In current speech audiometric test settings, the hearing performance of patients is typically measured by calculating the number of correct repetitions of a speech stimulus. In this study we have investigated if sentence repetition in noise is influenced by morpholexical constraints such as the part of speech of the target word, on the one hand, and by syntactic constraints such as the structural complexity of the utterance serving as a natural linguistic context by which this word is surrounded, on the other hand. The outcomes of our study showed that variation in verbal repetition accuracy is at least partially influenced by the linguistic make-up of the sentence: at the lexical level, we found that repetition scores are significantly lower with verbs than with nouns, adjectives, or adverbs but similar to prepositions, conjunctions, determiners, and pronouns. The reduced repetition performance for verbs and function words is probably best explained by the similarities in the perceptual nature of verbal morphology and function words in the Dutch language.

At the level of syntax, six categories of structures were compared exhibiting different structural complexity according to the length of the movement path of one or more constituents in the sentence. An overall effect of syntactic structure on speech repetition accuracy was found. The lowest number of correct repetitions was obtained with passive sentences, reflecting the cognitive cost of processing a complex structure in which the semantic object of the verb has been moved out of its base position. The fact that no perceptual disadvantage was found for relative clauses is unexpected but probably best explained by the fact that relativized nouns are generally focus-marked items and are therefore perceptually standing out in the sentence. When such pragmatic factors are controlled for, the negative effect of syntactic complexity becomes noticeable again: worse repetition scores are obtained with syntactically more complex Object Relative clauses as compared to less complex Subject Relative clauses.
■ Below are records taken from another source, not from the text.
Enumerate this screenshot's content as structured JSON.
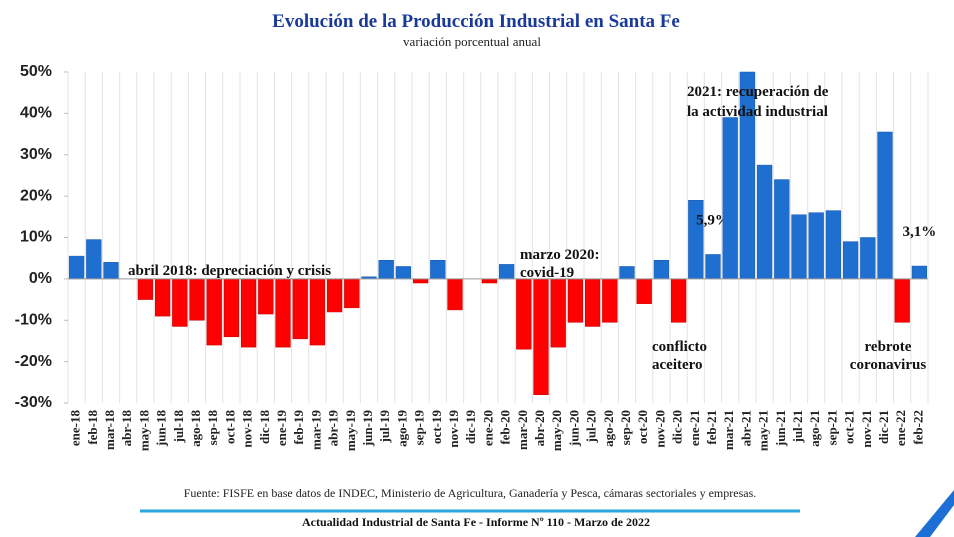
{
  "chart_data": {
    "type": "bar",
    "title": "Evolución de la Producción Industrial en Santa Fe",
    "subtitle": "variación porcentual anual",
    "categories": [
      "ene-18",
      "feb-18",
      "mar-18",
      "abr-18",
      "may-18",
      "jun-18",
      "jul-18",
      "ago-18",
      "sep-18",
      "oct-18",
      "nov-18",
      "dic-18",
      "ene-19",
      "feb-19",
      "mar-19",
      "abr-19",
      "may-19",
      "jun-19",
      "jul-19",
      "ago-19",
      "sep-19",
      "oct-19",
      "nov-19",
      "dic-19",
      "ene-20",
      "feb-20",
      "mar-20",
      "abr-20",
      "may-20",
      "jun-20",
      "jul-20",
      "ago-20",
      "sep-20",
      "oct-20",
      "nov-20",
      "dic-20",
      "ene-21",
      "feb-21",
      "mar-21",
      "abr-21",
      "may-21",
      "jun-21",
      "jul-21",
      "ago-21",
      "sep-21",
      "oct-21",
      "nov-21",
      "dic-21",
      "ene-22",
      "feb-22"
    ],
    "values": [
      5.5,
      9.5,
      4,
      0,
      -5,
      -9,
      -11.5,
      -10,
      -16,
      -14,
      -16.5,
      -8.5,
      -16.5,
      -14.5,
      -16,
      -8,
      -7,
      0.5,
      4.5,
      3,
      -1,
      4.5,
      -7.5,
      0,
      -1,
      3.5,
      -17,
      -28,
      -16.5,
      -10.5,
      -11.5,
      -10.5,
      3,
      -6,
      4.5,
      -10.5,
      19,
      5.9,
      39,
      50,
      27.5,
      24,
      15.5,
      16,
      16.5,
      9,
      10,
      35.5,
      -10.5,
      3.1
    ],
    "value_labels": [
      null,
      null,
      null,
      null,
      null,
      null,
      null,
      null,
      null,
      null,
      null,
      null,
      null,
      null,
      null,
      null,
      null,
      null,
      null,
      null,
      null,
      null,
      null,
      null,
      null,
      null,
      null,
      null,
      null,
      null,
      null,
      null,
      null,
      null,
      null,
      null,
      null,
      "5,9%",
      null,
      null,
      null,
      null,
      null,
      null,
      null,
      null,
      null,
      null,
      null,
      "3,1%"
    ],
    "color_positive": "#1f6fd1",
    "color_negative": "#ff0000",
    "ylim": [
      -30,
      50
    ],
    "yticks": [
      {
        "value": -30,
        "label": "-30%"
      },
      {
        "value": -20,
        "label": "-20%"
      },
      {
        "value": -10,
        "label": "-10%"
      },
      {
        "value": 0,
        "label": "0%"
      },
      {
        "value": 10,
        "label": "10%"
      },
      {
        "value": 20,
        "label": "20%"
      },
      {
        "value": 30,
        "label": "30%"
      },
      {
        "value": 40,
        "label": "40%"
      },
      {
        "value": 50,
        "label": "50%"
      }
    ],
    "annotations": [
      "abril 2018: depreciación y crisis",
      "marzo 2020:",
      "covid-19",
      "conflicto",
      "aceitero",
      "2021: recuperación de",
      "la actividad industrial",
      "rebrote",
      "coronavirus"
    ]
  },
  "footer": {
    "source": "Fuente: FISFE en base datos de INDEC, Ministerio de Agricultura, Ganadería y Pesca, cámaras sectoriales y empresas.",
    "report": "Actualidad Industrial de Santa Fe - Informe Nº 110 - Marzo de 2022"
  }
}
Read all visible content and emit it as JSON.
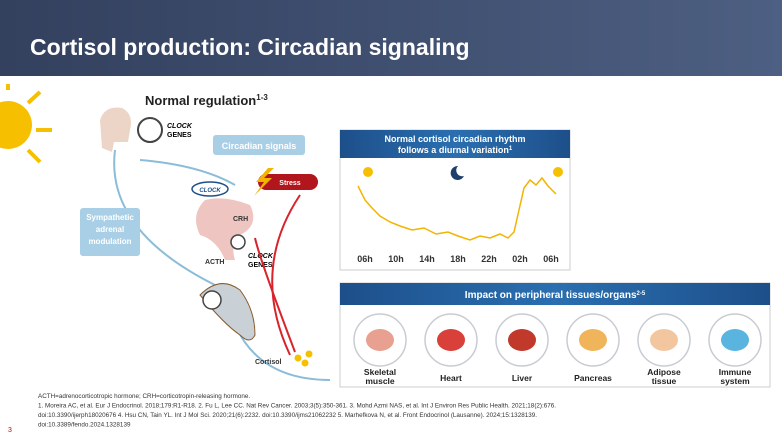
{
  "header": {
    "title": "Cortisol production: Circadian signaling"
  },
  "diagram": {
    "subtitle": "Normal regulation",
    "subtitle_ref": "1-3",
    "clock_genes_top": [
      "CLOCK",
      "GENES"
    ],
    "circadian_signals": "Circadian signals",
    "clock_badge": "CLOCK",
    "stress": "Stress",
    "crh": "CRH",
    "acth": "ACTH",
    "clock_genes_mid": [
      "CLOCK",
      "GENES"
    ],
    "sympathetic": [
      "Sympathetic",
      "adrenal",
      "modulation"
    ],
    "cortisol": "Cortisol"
  },
  "rhythm": {
    "title": [
      "Normal cortisol circadian rhythm",
      "follows a diurnal variation"
    ],
    "title_ref": "1",
    "x_labels": [
      "06h",
      "10h",
      "14h",
      "18h",
      "22h",
      "02h",
      "06h"
    ]
  },
  "impact": {
    "title": "Impact on peripheral tissues/organs",
    "title_ref": "2-5",
    "tissues": [
      [
        "Skeletal",
        "muscle"
      ],
      [
        "Heart"
      ],
      [
        "Liver"
      ],
      [
        "Pancreas"
      ],
      [
        "Adipose",
        "tissue"
      ],
      [
        "Immune",
        "system"
      ]
    ]
  },
  "footnotes": [
    "ACTH=adrenocorticotropic hormone; CRH=corticotropin-releasing hormone.",
    "1. Moreira AC, et al. Eur J Endocrinol. 2018;179:R1-R18. 2. Fu L, Lee CC. Nat Rev Cancer. 2003;3(5):350-361. 3. Mohd Azmi NAS, et al. Int J Environ Res Public Health. 2021;18(2):676.",
    "doi:10.3390/ijerph18020676  4. Hsu CN, Tain YL. Int J Mol Sci. 2020;21(6):2232. doi:10.3390/ijms21062232  5. Marhefkova N, et al. Front Endocrinol (Lausanne). 2024;15:1328139.",
    "doi:10.3389/fendo.2024.1328139"
  ],
  "page_number": "3"
}
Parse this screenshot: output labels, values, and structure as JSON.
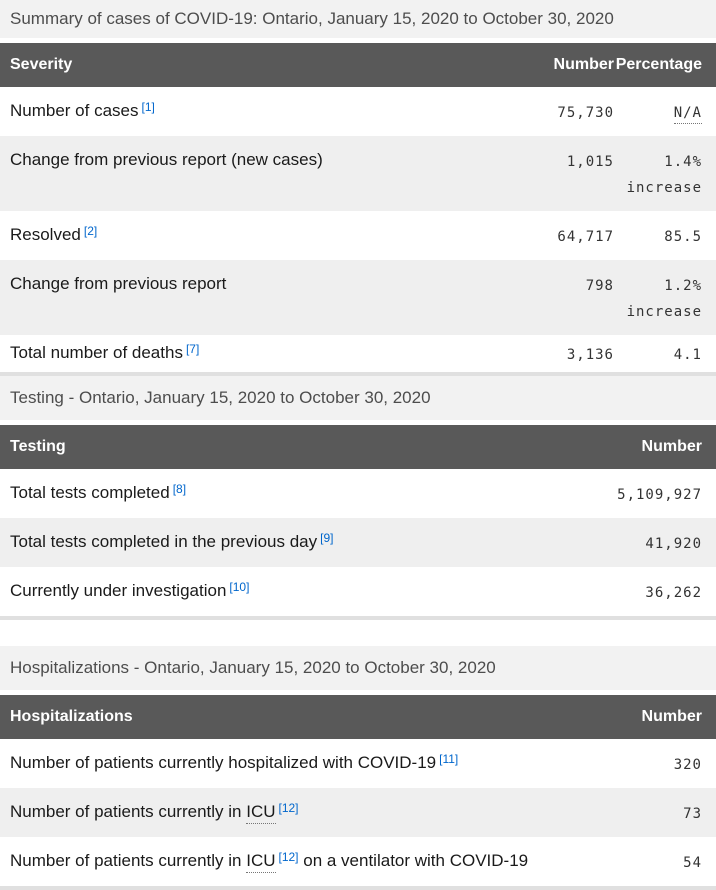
{
  "colors": {
    "header_bg": "#595959",
    "header_text": "#ffffff",
    "caption_bg": "#f2f2f2",
    "caption_text": "#4d4d4d",
    "row_alt_bg": "#efefef",
    "label_text": "#1a1a1a",
    "number_text": "#333333",
    "link": "#0066cc",
    "table_border": "#e0e0e0"
  },
  "summary": {
    "caption": "Summary of cases of COVID-19: Ontario, January 15, 2020 to October 30, 2020",
    "columns": {
      "severity": "Severity",
      "number": "Number",
      "percentage": "Percentage"
    },
    "rows": [
      {
        "prefix": "Number of cases",
        "abbr": "",
        "sup": "[1]",
        "suffix": "",
        "number": "75,730",
        "pct_abbr": "N/A",
        "pct_value": "",
        "pct_note": ""
      },
      {
        "prefix": "Change from previous report (new cases)",
        "abbr": "",
        "sup": "",
        "suffix": "",
        "number": "1,015",
        "pct_abbr": "",
        "pct_value": "1.4%",
        "pct_note": "increase"
      },
      {
        "prefix": "Resolved",
        "abbr": "",
        "sup": "[2]",
        "suffix": "",
        "number": "64,717",
        "pct_abbr": "",
        "pct_value": "85.5",
        "pct_note": ""
      },
      {
        "prefix": "Change from previous report",
        "abbr": "",
        "sup": "",
        "suffix": "",
        "number": "798",
        "pct_abbr": "",
        "pct_value": "1.2%",
        "pct_note": "increase"
      },
      {
        "prefix": "Total number of deaths",
        "abbr": "",
        "sup": "[7]",
        "suffix": "",
        "number": "3,136",
        "pct_abbr": "",
        "pct_value": "4.1",
        "pct_note": ""
      }
    ]
  },
  "testing": {
    "caption": "Testing - Ontario, January 15, 2020 to October 30, 2020",
    "columns": {
      "label": "Testing",
      "number": "Number"
    },
    "rows": [
      {
        "prefix": "Total tests completed",
        "abbr": "",
        "sup": "[8]",
        "suffix": "",
        "number": "5,109,927"
      },
      {
        "prefix": "Total tests completed in the previous day",
        "abbr": "",
        "sup": "[9]",
        "suffix": "",
        "number": "41,920"
      },
      {
        "prefix": "Currently under investigation",
        "abbr": "",
        "sup": "[10]",
        "suffix": "",
        "number": "36,262"
      }
    ]
  },
  "hospitalizations": {
    "caption": "Hospitalizations - Ontario, January 15, 2020 to October 30, 2020",
    "columns": {
      "label": "Hospitalizations",
      "number": "Number"
    },
    "rows": [
      {
        "prefix": "Number of patients currently hospitalized with COVID-19",
        "abbr": "",
        "sup": "[11]",
        "suffix": "",
        "number": "320"
      },
      {
        "prefix": "Number of patients currently in ",
        "abbr": "ICU",
        "sup": "[12]",
        "suffix": "",
        "number": "73"
      },
      {
        "prefix": "Number of patients currently in ",
        "abbr": "ICU",
        "sup": "[12]",
        "suffix": " on a ventilator with COVID-19",
        "number": "54"
      }
    ]
  }
}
Finally, by measuring reaction times in repeating each test sentence, we were able to show that processing speed is dependent upon the same syntactic features. In this respect, similar reaction times with Object Relative clauses as compared to less complex sentence types indicate that whereas pragmatic salience may favor listening effort, perceptive accuracy seems to be mainly determined by syntactic complexity.

Taken together, our findings may have important implications for the audiological practice. Nonauditory factors such as lexical and syntactic features of the target language system may increase the cognitive demands to process sentences in noise. In combination with hearing loss, this may lead to suboptimal functional hearing in day-to-day listening situations even for patients with good speech discrimination outcomes. In this sense, the use of test sentences with varying degrees of syntactic complexity may provide useful information to subjective benefits of particular hearing devices for the patient.

Competing Interests

The authors declare that they have no competing interests.

Funding

The research has received funding from the Netherlands Organisation for Scientific Research, within the NWO Alfa Meerwaarde funding scheme (Martine Coene), a Ph.D. fellowship of the Research Foundation Flanders, FWO Vlaanderen, Belgium (Stefanie Krijger), and the European Union’s Seventh Framework Program for Research, Technological Development and Demonstration under FP7-PEOPLE-2012-IAPP project “Hearing Minds,” Grant Agreement no. 324401 (Paul J. Govaerts).

Acknowledgments

The authors wish to thank Renske Berkmoes for her help in collecting the data from Dutch native listeners as part of a M.A. research project, jointly supervised at VU Amsterdam by Martine Coene and Paul J. Govaerts.